Encerrado en su burbuja de autosatisfacción, Brandon es lo que se diría un hombre-de-su-tiempo, ejecutivo que viene a corroborar la plena vigencia de los yuppies de los 80 (los chicos de Lehman Brothers tienen abuelos). Su profunda desconexión emocional le aproxima casi una figura poshumana (como el Zuckerberg de La Red Social) que no ansía más que una muestra de verdadero afecto (como Don Draper) sin tener que pagar por ello el peaje a la psicopatía (como Patrick Bateman). Un apropiado programa doble con The girlfriend experience (2009, Steven Soderbergh) acerca de la actual coyuntura económica a partir del vacío emocional de los ejecutivos nos está esperando. No puedo acabar esta entrada sin destacar que pese al valiente trabajo de cámara de Steve McQueen, incómodo en muchas ocasiones, Shame no acaba de cumplir todo lo que promete. La cinta pierde pie en su último tercio entre subrayados melodramáticos y ecos moralistas que desdibujan el resultado final. Pero como mi madre me enseñó a quedarme con lo bueno, yo me quedo con Carey Mulligan y su New York, New York y con ese momento para la historia (la mía al menos) en el que me crucé en los pasillos de Venecia con Michael Fassbender. No tengo ni la menor idea de cuál es la fórmula para fabricar una estrella, pero creedme si os digo que mi detector de estrellas reventó ante su presencia. Supongo que es lo que llaman amor.
La escena del mes: los créditos de Millennium
enero 17th, 2012 • La escena del mes
Tags: David Fincher, Los hombres que no amaban a las mujeres., Millennium
(por Ibán Manzano)
No creo que a nadie le haya sorprendido que los créditos de Millennium.
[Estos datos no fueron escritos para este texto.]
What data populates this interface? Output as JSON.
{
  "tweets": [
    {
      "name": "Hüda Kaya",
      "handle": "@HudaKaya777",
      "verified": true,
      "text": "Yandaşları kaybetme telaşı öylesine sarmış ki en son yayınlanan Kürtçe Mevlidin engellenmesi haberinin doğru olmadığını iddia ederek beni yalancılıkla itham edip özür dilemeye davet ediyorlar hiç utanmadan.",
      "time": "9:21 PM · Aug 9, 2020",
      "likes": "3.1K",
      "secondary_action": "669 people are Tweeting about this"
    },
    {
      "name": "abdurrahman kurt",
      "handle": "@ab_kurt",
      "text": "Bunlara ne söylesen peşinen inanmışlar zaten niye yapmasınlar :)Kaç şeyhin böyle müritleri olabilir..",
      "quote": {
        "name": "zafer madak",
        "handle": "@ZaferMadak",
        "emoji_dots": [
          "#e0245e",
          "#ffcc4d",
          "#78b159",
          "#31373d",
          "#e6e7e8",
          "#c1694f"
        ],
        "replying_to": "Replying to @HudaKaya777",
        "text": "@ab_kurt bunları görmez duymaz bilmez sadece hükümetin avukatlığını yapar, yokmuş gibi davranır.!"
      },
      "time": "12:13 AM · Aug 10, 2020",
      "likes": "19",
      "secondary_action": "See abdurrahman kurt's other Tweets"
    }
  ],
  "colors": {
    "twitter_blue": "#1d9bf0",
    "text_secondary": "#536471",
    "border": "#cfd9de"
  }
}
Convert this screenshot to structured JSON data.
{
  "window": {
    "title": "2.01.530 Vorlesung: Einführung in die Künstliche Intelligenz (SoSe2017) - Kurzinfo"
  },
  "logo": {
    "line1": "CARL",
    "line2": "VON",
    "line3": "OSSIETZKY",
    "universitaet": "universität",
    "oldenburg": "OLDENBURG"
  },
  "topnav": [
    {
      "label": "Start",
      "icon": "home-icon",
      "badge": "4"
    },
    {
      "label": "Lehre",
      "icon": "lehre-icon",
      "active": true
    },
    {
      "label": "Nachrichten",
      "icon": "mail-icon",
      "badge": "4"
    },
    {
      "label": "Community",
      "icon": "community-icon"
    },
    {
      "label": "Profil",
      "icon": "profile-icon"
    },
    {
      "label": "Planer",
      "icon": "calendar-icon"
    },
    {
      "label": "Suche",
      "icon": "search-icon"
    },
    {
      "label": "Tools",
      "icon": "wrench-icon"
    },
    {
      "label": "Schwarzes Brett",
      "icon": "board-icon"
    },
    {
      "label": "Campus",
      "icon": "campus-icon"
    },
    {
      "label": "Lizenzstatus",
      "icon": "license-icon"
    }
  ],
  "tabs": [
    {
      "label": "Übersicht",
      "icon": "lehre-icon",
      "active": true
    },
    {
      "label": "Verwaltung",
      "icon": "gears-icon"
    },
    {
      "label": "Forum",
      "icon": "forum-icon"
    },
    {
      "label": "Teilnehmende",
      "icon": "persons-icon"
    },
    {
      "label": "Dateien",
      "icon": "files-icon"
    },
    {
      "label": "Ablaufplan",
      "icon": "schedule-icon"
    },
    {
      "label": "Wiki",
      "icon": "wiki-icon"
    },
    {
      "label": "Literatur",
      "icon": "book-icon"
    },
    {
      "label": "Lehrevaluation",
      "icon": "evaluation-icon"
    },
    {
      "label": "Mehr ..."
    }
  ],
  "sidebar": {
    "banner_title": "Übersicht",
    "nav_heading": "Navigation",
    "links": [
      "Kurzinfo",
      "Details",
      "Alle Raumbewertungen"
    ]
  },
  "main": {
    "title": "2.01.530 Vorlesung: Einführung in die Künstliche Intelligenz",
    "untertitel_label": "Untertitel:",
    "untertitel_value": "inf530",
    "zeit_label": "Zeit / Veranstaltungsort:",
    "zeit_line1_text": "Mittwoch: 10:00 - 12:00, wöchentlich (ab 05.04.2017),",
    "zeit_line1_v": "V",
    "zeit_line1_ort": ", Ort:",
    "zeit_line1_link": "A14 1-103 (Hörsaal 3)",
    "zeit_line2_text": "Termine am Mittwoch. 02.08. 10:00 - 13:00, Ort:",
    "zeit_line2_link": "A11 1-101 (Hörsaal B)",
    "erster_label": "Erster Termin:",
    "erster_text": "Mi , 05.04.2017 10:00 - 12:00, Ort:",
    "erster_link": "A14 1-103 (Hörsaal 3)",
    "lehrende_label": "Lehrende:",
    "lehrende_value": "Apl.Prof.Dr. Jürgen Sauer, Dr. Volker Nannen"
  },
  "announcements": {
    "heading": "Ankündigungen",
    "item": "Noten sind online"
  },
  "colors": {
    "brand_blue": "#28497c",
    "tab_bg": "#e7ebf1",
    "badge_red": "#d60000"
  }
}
Los hombres que no amaban a las mujeres sean una pasada. Estamos acostumbrados a ello, David Ficher es un viejo zorro en la materia. Con los créditos de Se7en creó escuela, con los de El Club de la lucha nos reventó (literalmente) la cabeza y pocas veces hemos sentido tanta falta de afecto como con los primeros acordes de La red social. Es bastante fácil comprender qué fue lo que atrajo a Ficher de la saga literaria Millennium de Stieg Larsson, gracias a ella suma un nuevo capítulo a su (por el momento) trilogía sobre el psychokiller, con Se7en y Zodiac como joyas de la corona. Esta vez bajo un nuevo clima de violencia y sexo inquietante, con la traumas del viejo continente (nazismo, secretos familiares) colisionando con una Europa en proceso de tecnologización. Lisbeth Salander y Mikael Blomqvist son dos criaturas que, como el como el mínimo común múltiplo de su filmografía, aspiran a un refugio en una narrativa que los expulsa una y otra vez.
Hay varios problemas objetivos en Los hombres que no amaban a las mujeres que evitan que llegue a ser una película mayor, pese a su indiscutible coherencia dentro de la carrera de Fincher y su metalizada personalidad. Quizás el más evidente sea la borrachera de trama que sufre, efecto colateral de la fidelidad al original. Lo bueno es que pese a ello, este thriller, acerado como una navaja, deja espacio a Fincher para volcar sus principales obsesiones cyberpunk, ese nuevo lenguaje poshumano del que el Mark Zuckerberg de La red social era corresponsable. Un lenguaje que se deja sentir en la permanente tensión entre recuerdos analógicos y su reinterpretación digital, en el hackeo como principal demostración de cariño, en las automutilaciones en forma de tatuajes y piercings con los que Lisbeth construye su identidad y por supuesto en los explosivos créditos de apertura. Una demencial macarrada de tecnología y sexualidad canibal.